Pesan Ibunda Rasulullah SAW Sebelum Wafat

PESAN IBUNDA RASULULLAH SAW SEBELUM WAFAT
Kajian Kitab al-Khashaish al-Kubra Karya Imam al-Suyuthi (w. 911 H.)
Oleh: KH Deden Muhammad Makjyaruddin, Al-Hafizh

 

بَاب مَا وَقع عِنْد وَفَاة امهِ صلى الله عَلَيْهِ وَسلم من الْآيَات

اخْرج ابو نعيم من طَرِيق الزُّهْرِيّ عَن أم سَمَّاعَة بنت أبي رهم عَن أمهَا قَالَت شهِدت آمِنَة أم رَسُول الله صلى الله عَلَيْهِ وَسلم فِي علتها الَّتِي مَاتَت فِيهَا وَمُحَمّد غُلَام يَقع لَهُ خمس سِنِين عِنْد رَأسهَا فَنَظَرت إِلَى وَجهه ثمَّ قَالَت

(بَارك فِيك الله من غُلَام يَا ابْن الَّذِي من حومة الْحمام)

(نجا بعون الْملك المنعام فودى غَدَاة الضَّرْب بِالسِّهَامِ)

(بِمِائَة من إبل سوام إِن صَحَّ مَا أَبْصرت فِي الْمَنَام)

(فَأَنت مَبْعُوث إِلَى الْأَنَام من عِنْد ذِي الْجلَال وَالْإِكْرَام)

(تبْعَث فِي الْحل وَفِي الْحَرَام تبْعَث بالتحقيق وَالْإِسْلَام)    

(دين أَبِيك الْبر إبراهام فَالله أَنهَاك عَن الْأَصْنَام)

(ان لَا تواليها مَعَ الأقوام )

ثمَّ قَالَت كل حَيّ ميت وكل جَدِيد بَال وكل كَبِير يفنى وَأَنا ميتَة وذكري بَاقٍ وَقد تركت خيرا وَولدت طهرا ثمَّ مَاتَت فَكُنَّا نسْمع نوح الْجِنّ عَلَيْهَا فحفظنا من ذَلِك

(نبكي الفتاة الْبرة الأمينة ذَات الْجمال الْعِفَّة الرزينة)

(زَوْجَة عبد الله والقرينة أم نَبِي الله ذِي السكينَة)

(وَصَاحب الْمِنْبَر بِالْمَدِينَةِ صَارَت لَدَى حفرتها رهينة)

Terjemah

Bab Tanda-tanda Kekuasaan Allah yang Terjadi Saat Ibu Rasulullah Saw Wafat. Abu Nu‘aim mengeluarkan hadits melalui jalur al-Zuhri dari Ummu Samma‘ah bin Abu Ruhm dari ibunya. Ia berkata: Aku melihat Aminah dalam keadaan sakit menjelang wafatnya sedang Muhammad yang masih anak-anak dan tumbuh kembang dengan usia lima tahun berada di dekat kepalanya.  Aminah melihat ke wajah anaknya seraya berkata:

Allah memberkatimu sebagai anak-anak
Wahai putra dari orang yang dari lingkaran besar kematian
Selamat dengan pertolongan Raja yang banyak memberi nikmat
Ditebus di pagi hari lemparan anak-anak panah
Dengan serratus unta yang tinggi kakinya
Jika benar apa yang kulihat dalam tidur
Maka engkau diutus kepada manusia
Dari sisi pemilik keagungan dan kemuliaan
Engkau dibangkitkan di tanah halal dan tanah haram
Engkau diutus dengan kebenaran dan Islam
Agama ayahmu yang bajik, Ibraham
Maka Allah melarangku dari berhala-berhala
Agar tidak menuhankan mereka bersama kaum.

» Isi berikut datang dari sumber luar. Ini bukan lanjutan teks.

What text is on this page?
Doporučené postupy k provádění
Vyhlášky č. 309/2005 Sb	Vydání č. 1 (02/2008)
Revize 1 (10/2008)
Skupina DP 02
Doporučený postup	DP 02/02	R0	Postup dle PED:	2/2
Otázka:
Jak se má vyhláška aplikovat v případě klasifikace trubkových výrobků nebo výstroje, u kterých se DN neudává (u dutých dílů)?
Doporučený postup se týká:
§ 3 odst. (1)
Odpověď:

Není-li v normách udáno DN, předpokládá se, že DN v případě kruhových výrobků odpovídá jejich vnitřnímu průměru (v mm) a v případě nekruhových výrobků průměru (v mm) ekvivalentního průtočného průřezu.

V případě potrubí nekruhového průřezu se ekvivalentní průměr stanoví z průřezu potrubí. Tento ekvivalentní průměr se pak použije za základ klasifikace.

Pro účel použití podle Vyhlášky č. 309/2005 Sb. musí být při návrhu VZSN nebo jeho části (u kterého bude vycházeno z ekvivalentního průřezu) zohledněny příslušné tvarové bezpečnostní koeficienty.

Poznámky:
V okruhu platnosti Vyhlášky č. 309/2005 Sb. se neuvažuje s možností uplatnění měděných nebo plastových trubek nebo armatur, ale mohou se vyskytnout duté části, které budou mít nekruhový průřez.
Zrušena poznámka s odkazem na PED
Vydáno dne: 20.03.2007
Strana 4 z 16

Kemudian Aminah berkata: “ Setiap yang hidup akan mati. Setiap yang baru akan lapuk. Dan setiap yang besar akan fana. Aku mati sedeng namaku abadi. Telah kutinggalkan kebaikan dan kulahirkan kesucian.” Kemudian beliau wafat.

Ibu Ummu Samma‘ah berkata: Aku mendengar rintihan jin atas kematiannya. Di antara rintahan yangbkudengarbadalah:

Kami menangisi wanita muda yang bajik terpercaya
Pemilik kecantikan dan kesucian yang kuat
Istri Abdullah dan penanda
Ibu nabi Allah yang sakinah
Pemilik mimbar di Madinah
Jadilah ketika menggalinya tergadaikan.

Penjelasan

Pada bab sebelumnya Imam al-Suyuthi (w. 911 H.) mengemukakan kesaksian Ummu Aiman saat menemani Rasulullah Saw dan ibunya ke Madinah untuk berziarah ke makam ayahnya. Lalu ibunya meninggal di Abwa sepulangnya dari Madinah.  Di sini Imam al-Suyuthi (w. 911 H.) mengemukakan riwayat bahwa ternyata ada saksi selain Ummu Aiman yang hadir dalam perjalan itu. Termasuk ketika ibu Rasulullah Saw tutup usia. Saksi tersebut adalah seorang perempuan ibu dari Ummu Samma‘ah, guru imam al-Zuhri (w. 124 H.). Tidak disebutkan nama perempuan tersebut. Namun dalam riwayat yang dikemukakan Imam al-Suyuthi (w. 911 H.) dalam kitab ini perempuan tersebut mempunyai suami yang bernama Abu Ruh. Ummu Samma‘ah sendiri sebagai anaknya mempunyai nama asli Asma binti Abu Ruhm. Penulis selanjutnya akan menyebut saksi perempuan ini dengan nama Ummu Asma.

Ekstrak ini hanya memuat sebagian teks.